As tourists mill about the French Quarter outside, marveling at the vibrancy of a city that almost drowned in 2005, independent booksellers inside the Astor Crowne Plaza in New Orleans celebrate an industry that is also rebounding despite seemingly insurmountable obstacles. On Thursday, Winter Institute 7 moved from inspirational talks to the nuts-and-bolts ways that booksellers can build communities and boost sales, from Marketing Your Store as a Digital Location to Best Practices for Buying, and The Benefits of Working with Social Media.

A breakfast intended to rouse booksellers, who haven’t signed up to participate in U.S. World Book Night (April 23) and weren’t sure exactly what it is, did just that. Jane Streeter, owner of the Bookcase in Nottinghamshire, England, and president of the Booksellers Association of the U.K. and Ireland, which sponsored the world’s first book night last year, pumped up the already high energy level in the ballroom by showing a clip filmed in Trafalgar Square, London, with international celebrities from the 2011 WBN.

Carl Lennertz, head of the WBN, U.S. said that he envisions an event here that has “50 million Trafalgar Squares and the Grand Canyon.” He urged booksellers to go to www.worldbooknight.org by February 1 to become book pick-up centers and to promote WBN in their communities. “Regular customers will love you more and you’ll have new customers coming in the door,” he said. “It’s one night, but it’s year round. We’ll keep the momentum going.”

The day continued with back-to-back educational sessions sandwiched around a two-hour reps pick lunch. Panels on social media were especially popular, which was no surprise, given that 50% of all Americans use social media Web sites and Facebook boasts 800 million users, according to Dan Cullen, content officer of the ABA. Customers ordering online from books-and-mortar bookstores should have the same “warm and fuzzy experience you’d get in the bookstore,” said Kelly Justice, owner of Fountain Bookstore in Richmond, Va., at Marketing Your Store as a Digital Location. Similarly, in a session on Google Analytics, Google Analytics program manager Jesse Nichols advised that “virtual bookstores should be an accurate reflection of your actual bookstore.”

Justice, who ships to international destinations, said that 10% of the Fountain's sales currently are online, with customers from all over the world, and that there was a 25% increase in orders within a week of the store setting up Paypal on its website to process sales.

"International customers, especially, don't want to use their credit cards," she said.

Author John Green, The Fault in Our Stars, who spoke to an audience of 500 people at New Orleans’s Octavia Books on Wednesday evening, urged booksellers to use Facebook, Twitter, and other social media to draw online communities into bricks-and-mortar bookstores. “It’s helpful to engage people in conversation,” he said.
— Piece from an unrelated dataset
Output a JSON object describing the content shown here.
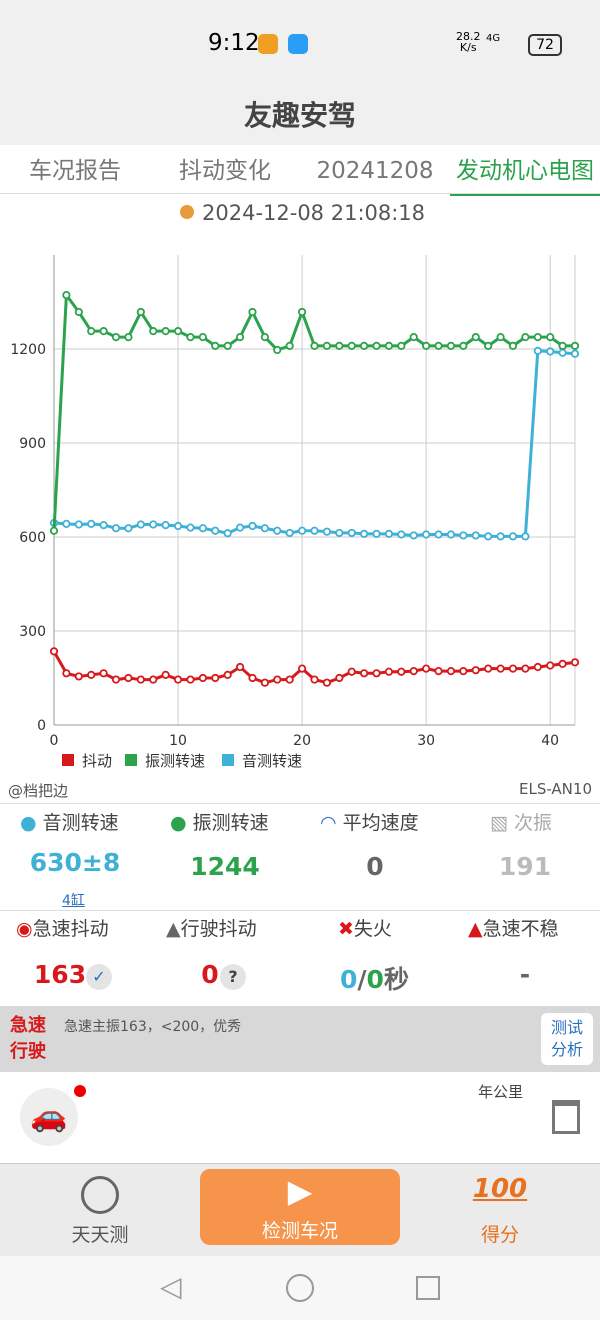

While he gets 20 e-mails a day, he receives 3,000-4,000 Tweets.

Other presentations were more focused on process, like one moderated by former ABA COO Len Vlahos, now head of the Book Industry Study Group, on strategic planning. At it Robert Sindelar, managing partner of Third Place Books in Lake Forest, Wash., spoke about how he turned around a second store that just wasn’t working by replacing the café and taking the advice of area restauranteurs on how to redesign the store. And Peter Makin, owner of Brilliant Books in Suttons Bay, Mich., described how he stockpiled fixtures from two closing stores and knocked on doors in downtown Traverse City to scout out a second location that opened this holiday season. Both said that they would definitely open another store.

So far the show has been earning high marks from booksellers. “I love it. I’m completely geeking out,” Stacie Williams of Boswell Book Company, in Milwaukee told PW. She praised the educational sessions for being more focused this year than in the past. “I’m on overload,” said Sue Boucher of Lake Forest Books in Lake Forest, Ill. “It’s so nice to see people are so up, thinking outside the box.”

Booksellers had a chance to relax with an evening author reception that brought 62 authors, some from across the Pond, to New Orleans. “This is a great venue to introduce these passionate booksellers to books,” said Morgan Entrekin, president and publisher of Grove Atlantic, who attends every year and brought Val McDermid, Jeanette Winterson, and Michael Thomas to the show. “With the absence of Borders, this group is more important.”

Winter Institute winds up today. Booksellers will work in small groups to assess the challenges facing a model bookstore and strategize about how to take it to the next level.